She and I enjoyed a lunch of Greek salad and chickpea soup. The soup is an island specialty; you must try it if you visit! Then she was off to explore the ceramics shops, and I went to get settled in my new place.
There wasn’t time for a hike that afternoon. Well, I could have hiked, but I wanted to rest. And the beach was calling me out for an afternoon swim! I had my plan set for the morning, though.
At 7:15, I took the first bus of the day up to Apollonia. Upon arrival, I spotted the display just for hikers. I was pretty excited, my kind of island! I took the #3 trail through town and onto an ancient path. It was well-marked most of the way.

I stopped at the Panagia Vrsis Monastery. No one was around except for a dog, barking on my arrival.


I noticed the ancient door was open a crack and walked in. Still, I saw no one. A little eerie but quite beautiful. I took a quick tour and got back on my route.

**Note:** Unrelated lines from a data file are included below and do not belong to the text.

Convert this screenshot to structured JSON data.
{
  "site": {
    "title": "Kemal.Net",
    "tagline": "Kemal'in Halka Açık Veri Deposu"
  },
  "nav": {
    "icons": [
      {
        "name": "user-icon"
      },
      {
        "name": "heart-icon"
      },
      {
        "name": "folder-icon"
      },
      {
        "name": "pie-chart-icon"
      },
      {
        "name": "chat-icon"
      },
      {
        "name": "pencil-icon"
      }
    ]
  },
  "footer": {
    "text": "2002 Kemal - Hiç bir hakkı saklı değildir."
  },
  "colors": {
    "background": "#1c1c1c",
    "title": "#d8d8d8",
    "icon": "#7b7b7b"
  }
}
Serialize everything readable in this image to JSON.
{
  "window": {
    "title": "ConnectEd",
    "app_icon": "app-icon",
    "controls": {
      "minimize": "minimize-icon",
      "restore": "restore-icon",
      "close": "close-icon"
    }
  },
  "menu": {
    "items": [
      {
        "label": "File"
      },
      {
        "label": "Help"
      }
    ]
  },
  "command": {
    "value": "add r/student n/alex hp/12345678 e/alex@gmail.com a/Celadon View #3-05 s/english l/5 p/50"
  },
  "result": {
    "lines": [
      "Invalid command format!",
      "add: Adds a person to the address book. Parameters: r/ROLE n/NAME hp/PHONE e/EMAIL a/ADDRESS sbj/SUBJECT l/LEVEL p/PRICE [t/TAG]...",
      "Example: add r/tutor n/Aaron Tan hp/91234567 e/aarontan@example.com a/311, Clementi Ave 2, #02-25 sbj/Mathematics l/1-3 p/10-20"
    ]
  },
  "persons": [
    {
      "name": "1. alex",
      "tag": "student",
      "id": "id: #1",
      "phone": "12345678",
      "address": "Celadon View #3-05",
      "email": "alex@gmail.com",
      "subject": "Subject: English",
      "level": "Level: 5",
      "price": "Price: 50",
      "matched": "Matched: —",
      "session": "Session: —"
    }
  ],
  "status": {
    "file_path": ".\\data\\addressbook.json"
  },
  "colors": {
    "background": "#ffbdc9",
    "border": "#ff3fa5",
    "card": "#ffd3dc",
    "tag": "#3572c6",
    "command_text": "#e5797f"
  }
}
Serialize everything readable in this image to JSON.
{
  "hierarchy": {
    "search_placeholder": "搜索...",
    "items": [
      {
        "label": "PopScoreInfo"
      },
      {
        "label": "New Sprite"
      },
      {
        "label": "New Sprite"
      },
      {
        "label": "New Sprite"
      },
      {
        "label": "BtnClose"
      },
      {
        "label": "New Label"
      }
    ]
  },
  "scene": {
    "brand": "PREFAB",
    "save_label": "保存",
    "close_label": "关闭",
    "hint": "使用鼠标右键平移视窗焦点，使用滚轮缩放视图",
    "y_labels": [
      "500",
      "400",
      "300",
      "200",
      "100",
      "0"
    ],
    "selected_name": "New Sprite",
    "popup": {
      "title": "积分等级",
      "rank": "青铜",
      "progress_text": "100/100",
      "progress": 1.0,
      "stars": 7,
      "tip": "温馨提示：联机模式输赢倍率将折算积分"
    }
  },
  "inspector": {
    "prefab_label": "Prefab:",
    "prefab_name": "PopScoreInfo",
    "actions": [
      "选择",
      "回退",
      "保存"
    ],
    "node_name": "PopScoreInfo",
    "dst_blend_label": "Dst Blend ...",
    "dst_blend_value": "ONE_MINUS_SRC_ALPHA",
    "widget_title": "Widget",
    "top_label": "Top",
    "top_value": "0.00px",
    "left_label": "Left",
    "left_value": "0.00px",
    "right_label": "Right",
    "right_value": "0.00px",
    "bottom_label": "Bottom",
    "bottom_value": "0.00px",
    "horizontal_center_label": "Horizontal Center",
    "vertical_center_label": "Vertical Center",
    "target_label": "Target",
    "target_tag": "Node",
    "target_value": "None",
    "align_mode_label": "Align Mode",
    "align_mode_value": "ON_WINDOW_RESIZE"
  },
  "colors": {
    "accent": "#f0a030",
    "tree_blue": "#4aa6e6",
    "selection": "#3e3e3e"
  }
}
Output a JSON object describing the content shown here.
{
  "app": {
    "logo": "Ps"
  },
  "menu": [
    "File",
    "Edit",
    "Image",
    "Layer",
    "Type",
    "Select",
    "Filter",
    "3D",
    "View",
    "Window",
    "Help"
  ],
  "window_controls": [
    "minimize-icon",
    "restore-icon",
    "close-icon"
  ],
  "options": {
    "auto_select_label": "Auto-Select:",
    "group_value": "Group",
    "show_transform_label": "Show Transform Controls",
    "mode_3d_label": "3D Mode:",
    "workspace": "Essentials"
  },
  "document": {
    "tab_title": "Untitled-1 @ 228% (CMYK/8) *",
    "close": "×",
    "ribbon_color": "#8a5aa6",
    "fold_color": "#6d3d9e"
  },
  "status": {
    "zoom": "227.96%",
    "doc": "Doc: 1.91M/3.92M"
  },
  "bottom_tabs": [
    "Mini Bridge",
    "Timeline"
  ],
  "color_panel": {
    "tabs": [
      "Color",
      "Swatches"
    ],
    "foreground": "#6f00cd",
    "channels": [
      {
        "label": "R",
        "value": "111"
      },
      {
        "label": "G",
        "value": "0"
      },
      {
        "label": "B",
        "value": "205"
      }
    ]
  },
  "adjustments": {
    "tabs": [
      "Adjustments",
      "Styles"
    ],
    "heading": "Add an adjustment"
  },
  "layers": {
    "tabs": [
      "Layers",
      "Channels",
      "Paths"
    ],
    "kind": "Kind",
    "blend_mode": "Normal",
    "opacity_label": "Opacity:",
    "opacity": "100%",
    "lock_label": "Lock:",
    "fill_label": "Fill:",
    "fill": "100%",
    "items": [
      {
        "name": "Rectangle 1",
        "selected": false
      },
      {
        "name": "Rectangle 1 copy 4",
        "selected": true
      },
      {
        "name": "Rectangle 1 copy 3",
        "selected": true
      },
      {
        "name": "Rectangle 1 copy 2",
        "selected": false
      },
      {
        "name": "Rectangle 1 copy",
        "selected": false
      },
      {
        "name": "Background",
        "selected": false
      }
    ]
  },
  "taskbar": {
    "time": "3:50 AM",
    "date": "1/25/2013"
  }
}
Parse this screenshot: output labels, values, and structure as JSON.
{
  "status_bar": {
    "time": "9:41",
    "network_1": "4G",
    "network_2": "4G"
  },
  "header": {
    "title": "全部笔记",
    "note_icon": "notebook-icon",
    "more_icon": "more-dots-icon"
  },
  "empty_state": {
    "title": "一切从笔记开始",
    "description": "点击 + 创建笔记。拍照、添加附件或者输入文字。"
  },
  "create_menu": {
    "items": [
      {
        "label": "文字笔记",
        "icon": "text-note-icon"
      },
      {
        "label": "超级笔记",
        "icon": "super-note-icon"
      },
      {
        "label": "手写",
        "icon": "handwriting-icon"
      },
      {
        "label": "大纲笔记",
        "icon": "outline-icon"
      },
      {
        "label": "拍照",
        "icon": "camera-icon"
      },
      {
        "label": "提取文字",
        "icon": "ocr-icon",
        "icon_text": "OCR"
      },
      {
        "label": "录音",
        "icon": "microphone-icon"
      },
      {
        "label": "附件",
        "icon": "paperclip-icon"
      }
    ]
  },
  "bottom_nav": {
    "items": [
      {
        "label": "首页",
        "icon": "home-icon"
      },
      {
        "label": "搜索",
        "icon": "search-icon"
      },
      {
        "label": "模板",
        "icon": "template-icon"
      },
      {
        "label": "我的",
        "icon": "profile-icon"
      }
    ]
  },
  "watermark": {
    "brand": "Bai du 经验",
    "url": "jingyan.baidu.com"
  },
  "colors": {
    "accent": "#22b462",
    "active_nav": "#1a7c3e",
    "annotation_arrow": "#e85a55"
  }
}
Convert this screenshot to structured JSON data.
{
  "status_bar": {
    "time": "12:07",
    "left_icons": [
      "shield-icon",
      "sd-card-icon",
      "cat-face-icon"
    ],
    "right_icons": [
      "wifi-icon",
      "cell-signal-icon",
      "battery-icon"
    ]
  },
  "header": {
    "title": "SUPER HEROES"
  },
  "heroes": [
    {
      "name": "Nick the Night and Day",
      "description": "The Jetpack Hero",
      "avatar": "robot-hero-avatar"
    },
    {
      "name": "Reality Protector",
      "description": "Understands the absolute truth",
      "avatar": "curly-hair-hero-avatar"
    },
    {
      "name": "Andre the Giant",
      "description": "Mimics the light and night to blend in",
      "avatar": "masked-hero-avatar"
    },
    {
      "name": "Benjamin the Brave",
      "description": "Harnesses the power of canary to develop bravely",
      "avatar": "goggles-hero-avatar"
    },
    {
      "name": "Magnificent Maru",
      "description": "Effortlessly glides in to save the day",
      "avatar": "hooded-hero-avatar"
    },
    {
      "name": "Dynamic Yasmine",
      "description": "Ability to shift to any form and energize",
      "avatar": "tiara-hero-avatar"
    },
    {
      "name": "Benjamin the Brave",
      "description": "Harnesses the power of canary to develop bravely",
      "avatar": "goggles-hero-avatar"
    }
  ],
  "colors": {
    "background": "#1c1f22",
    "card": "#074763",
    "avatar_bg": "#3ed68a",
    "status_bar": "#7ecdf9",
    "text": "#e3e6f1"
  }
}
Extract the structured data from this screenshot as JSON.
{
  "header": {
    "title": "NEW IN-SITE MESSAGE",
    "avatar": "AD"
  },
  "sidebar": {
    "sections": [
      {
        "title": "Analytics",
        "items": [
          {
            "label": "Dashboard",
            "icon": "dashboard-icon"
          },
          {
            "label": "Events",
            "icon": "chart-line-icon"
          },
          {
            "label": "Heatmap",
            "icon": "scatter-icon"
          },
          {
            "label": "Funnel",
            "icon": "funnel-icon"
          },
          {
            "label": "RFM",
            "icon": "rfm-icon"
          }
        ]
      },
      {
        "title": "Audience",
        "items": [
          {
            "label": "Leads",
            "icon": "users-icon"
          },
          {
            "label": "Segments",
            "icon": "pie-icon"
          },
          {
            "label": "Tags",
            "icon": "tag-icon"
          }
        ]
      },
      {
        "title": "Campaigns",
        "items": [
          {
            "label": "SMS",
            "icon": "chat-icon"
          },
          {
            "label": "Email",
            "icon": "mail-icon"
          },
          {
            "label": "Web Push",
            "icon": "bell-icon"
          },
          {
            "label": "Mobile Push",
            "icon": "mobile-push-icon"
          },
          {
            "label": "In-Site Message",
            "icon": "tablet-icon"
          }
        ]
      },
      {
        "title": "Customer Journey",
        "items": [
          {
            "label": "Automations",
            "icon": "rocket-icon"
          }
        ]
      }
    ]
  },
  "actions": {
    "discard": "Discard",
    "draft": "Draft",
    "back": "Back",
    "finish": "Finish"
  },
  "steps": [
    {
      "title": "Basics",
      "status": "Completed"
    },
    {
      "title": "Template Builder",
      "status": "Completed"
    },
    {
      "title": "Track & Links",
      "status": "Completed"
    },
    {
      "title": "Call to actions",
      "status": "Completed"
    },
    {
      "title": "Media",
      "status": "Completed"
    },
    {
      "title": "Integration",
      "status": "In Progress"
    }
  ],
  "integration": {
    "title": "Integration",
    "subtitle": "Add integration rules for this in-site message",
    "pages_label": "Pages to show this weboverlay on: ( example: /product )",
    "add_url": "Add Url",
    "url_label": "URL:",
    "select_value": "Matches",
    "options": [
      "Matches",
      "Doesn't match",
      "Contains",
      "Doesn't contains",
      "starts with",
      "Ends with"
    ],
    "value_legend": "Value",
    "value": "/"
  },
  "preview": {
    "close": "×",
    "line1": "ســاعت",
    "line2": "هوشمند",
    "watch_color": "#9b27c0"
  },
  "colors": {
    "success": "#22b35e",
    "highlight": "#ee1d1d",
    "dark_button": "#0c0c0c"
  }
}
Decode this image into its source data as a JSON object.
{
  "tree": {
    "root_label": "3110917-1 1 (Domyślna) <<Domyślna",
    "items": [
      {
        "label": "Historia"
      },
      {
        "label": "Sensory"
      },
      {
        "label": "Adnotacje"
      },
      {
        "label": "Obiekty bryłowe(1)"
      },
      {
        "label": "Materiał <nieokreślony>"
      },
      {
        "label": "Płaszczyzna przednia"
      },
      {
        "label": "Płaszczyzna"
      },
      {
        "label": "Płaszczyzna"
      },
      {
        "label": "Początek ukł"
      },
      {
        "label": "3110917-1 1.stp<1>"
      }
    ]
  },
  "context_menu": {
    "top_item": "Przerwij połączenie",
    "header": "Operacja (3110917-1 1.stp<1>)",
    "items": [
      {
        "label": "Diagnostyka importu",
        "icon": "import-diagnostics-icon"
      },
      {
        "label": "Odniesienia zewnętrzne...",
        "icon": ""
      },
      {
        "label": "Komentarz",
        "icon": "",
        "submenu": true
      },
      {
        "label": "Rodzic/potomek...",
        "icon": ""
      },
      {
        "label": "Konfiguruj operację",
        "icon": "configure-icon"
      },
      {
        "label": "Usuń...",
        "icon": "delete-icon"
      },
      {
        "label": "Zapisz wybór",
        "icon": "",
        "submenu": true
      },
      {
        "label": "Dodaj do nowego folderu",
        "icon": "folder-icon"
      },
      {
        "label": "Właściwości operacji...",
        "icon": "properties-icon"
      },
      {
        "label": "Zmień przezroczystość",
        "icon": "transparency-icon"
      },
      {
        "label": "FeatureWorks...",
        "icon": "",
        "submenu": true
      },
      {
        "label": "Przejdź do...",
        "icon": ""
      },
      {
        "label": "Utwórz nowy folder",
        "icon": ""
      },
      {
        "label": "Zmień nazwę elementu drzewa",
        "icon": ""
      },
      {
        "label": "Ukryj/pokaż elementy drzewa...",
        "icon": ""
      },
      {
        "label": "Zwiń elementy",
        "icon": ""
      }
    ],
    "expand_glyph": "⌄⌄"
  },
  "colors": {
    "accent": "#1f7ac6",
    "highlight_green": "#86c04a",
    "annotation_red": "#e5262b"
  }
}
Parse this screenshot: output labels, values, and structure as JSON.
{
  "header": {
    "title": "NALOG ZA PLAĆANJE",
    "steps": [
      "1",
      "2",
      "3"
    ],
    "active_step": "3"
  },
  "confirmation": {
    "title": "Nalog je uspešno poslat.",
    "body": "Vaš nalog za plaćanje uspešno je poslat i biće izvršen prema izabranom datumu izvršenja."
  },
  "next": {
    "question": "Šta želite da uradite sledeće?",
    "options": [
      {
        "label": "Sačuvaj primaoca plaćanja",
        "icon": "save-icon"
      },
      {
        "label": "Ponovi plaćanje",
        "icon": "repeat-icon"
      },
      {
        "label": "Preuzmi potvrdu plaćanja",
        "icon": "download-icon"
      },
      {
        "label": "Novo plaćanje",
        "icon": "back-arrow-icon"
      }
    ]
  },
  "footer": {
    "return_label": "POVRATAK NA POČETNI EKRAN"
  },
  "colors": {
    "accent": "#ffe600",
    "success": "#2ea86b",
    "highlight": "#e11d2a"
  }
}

I eventually arrived in Platis Yialos on the beach. I took a snack break at a little park where a local man was getting his workout. I had to contain my giggles as he grunted his way through. Then, he broke out in song. Quite entertaining!
I continued walking up the beach road toward Chrisopigi Monastery. Its location on a rock in the Aegean is one of the island’s highlights.


Around the bend from the monastery lies an inviting beach. It was nearly noon, and I stopped at the beachside taverna for something to eat. Yes! The chickpea soup was on the menu. This version was more like stew and made good fuel to continue the journey. It came with a quarter of a lemon. I have to say, the flavor is magical. (Sorry, I deleted the soup photo!)


I didn’t walk much further, though. I took the #2 trail along the beach and up to another little church before heading to Faros. At that point, I would have had to put in some significant distance to get to a bus stop. I opted for a taxi back to Kamares instead.


My driver was entertaining, playing Greek music for me. We took a side trip to Apollonia so he could pick up some luggage to bring to the ferry port. He pointed me to the local sweets shop to get a treat while he got the suitcases. I had already decided to return, but he confirmed that I must see more of the island someday.
I returned to my little apartment in time for an evening swim before dinner. Such a lovely beach!
Even though I only spent one day hiking on Sifnos, I’m grateful for the experience. When I return, I will stay in Apollonia, as I can start several different hikes from there.

My Meteora Experience

June 4, 2024

When planning extended trips abroad, I make a somewhat detailed plan and reserve accommodations a few months ahead of time. But I have learned to make reservations that can be canceled because plans change.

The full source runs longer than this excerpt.